- TextColumn
- Specifies the name of the input table column that contains the text to analyze.
- Model
- [Optional] Required if you do not specify configuration_table, in which case you cannot specify 'all'.
Specifies the model items to load.
If you specify both configuration_table and this argument, the function loads the specified model items from configuration_table.
Default: 'all' (If you specify configuration_table but omit this argument).
The entity_type is the name of an entity type (for example, PERSON, LOCATION, or EMAIL), which appears in the output table.
The model_type is one of these model types:
-
'max entropy'
Maximum entropy language model generated by training.
-
'rule'
Rule-based model, a plain text file with one regular expression on each line.
-
'dictionary'
Dictionary-based model, a plain text file with one word on each line.
-
'reg exp'
Regular expression that describes entity_type.

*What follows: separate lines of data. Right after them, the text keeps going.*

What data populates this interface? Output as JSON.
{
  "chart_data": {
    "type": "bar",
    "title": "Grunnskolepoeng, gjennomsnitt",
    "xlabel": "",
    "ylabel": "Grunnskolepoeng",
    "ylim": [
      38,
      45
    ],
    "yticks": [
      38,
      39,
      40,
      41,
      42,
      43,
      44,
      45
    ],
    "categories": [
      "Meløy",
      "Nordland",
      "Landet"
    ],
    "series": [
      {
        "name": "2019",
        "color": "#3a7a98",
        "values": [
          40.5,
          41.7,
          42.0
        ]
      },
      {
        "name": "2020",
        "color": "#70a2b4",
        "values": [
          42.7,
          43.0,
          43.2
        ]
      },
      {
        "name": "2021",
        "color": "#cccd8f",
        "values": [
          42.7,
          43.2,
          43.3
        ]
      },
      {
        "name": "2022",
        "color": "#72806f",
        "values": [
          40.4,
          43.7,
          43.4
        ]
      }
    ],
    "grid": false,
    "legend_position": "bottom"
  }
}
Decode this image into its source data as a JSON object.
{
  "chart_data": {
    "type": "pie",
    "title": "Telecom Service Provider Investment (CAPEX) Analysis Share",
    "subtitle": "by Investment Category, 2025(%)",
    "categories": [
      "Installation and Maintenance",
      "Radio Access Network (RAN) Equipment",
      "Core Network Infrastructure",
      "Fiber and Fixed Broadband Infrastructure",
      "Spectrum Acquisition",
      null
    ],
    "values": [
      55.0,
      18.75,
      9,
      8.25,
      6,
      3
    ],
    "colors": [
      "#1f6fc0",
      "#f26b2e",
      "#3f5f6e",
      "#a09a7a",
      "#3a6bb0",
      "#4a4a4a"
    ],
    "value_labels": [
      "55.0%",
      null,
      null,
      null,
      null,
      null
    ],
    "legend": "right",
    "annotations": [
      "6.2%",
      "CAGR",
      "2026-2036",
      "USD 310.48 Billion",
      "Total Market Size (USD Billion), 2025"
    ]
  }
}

If model_type is 'reg exp', specify regular_expression (a regular expression that describes entity_type); otherwise, specify model_file (the name of the model file). Before calling the function, add the location of every specified model_file to the user/session default search path.
If you specify configuration_table, you can use entity_type as a shortcut. For example, if the configure_table has the row 'organization, max entropy, en-ner-organization.bin', you can specify Model('organization') as a shortcut for Model('organization:max entropy:en-ner-organization.bin').
For model_type 'max entropy', if you specify configuration_file and omit this argument, then the JVM of the worker node needs more than 2GB of memory. -
'max entropy'
- ShowEntityContext
- [Optional] Specifies the number of context words to output. If context_words is n (which must be a positive integer), the function outputs the n words that precede the entity, the entity, and the n words that follow the entity. Default: 0.
- EntityColumn
- [Optional] Specifies the name of the output table column that contains the entity names. Default: 'entity'.
- Accumulate
- [Optional] Specifies the names of input columns to copy to the output table. No accumulate_column can be an entity_column. Default: All input columns.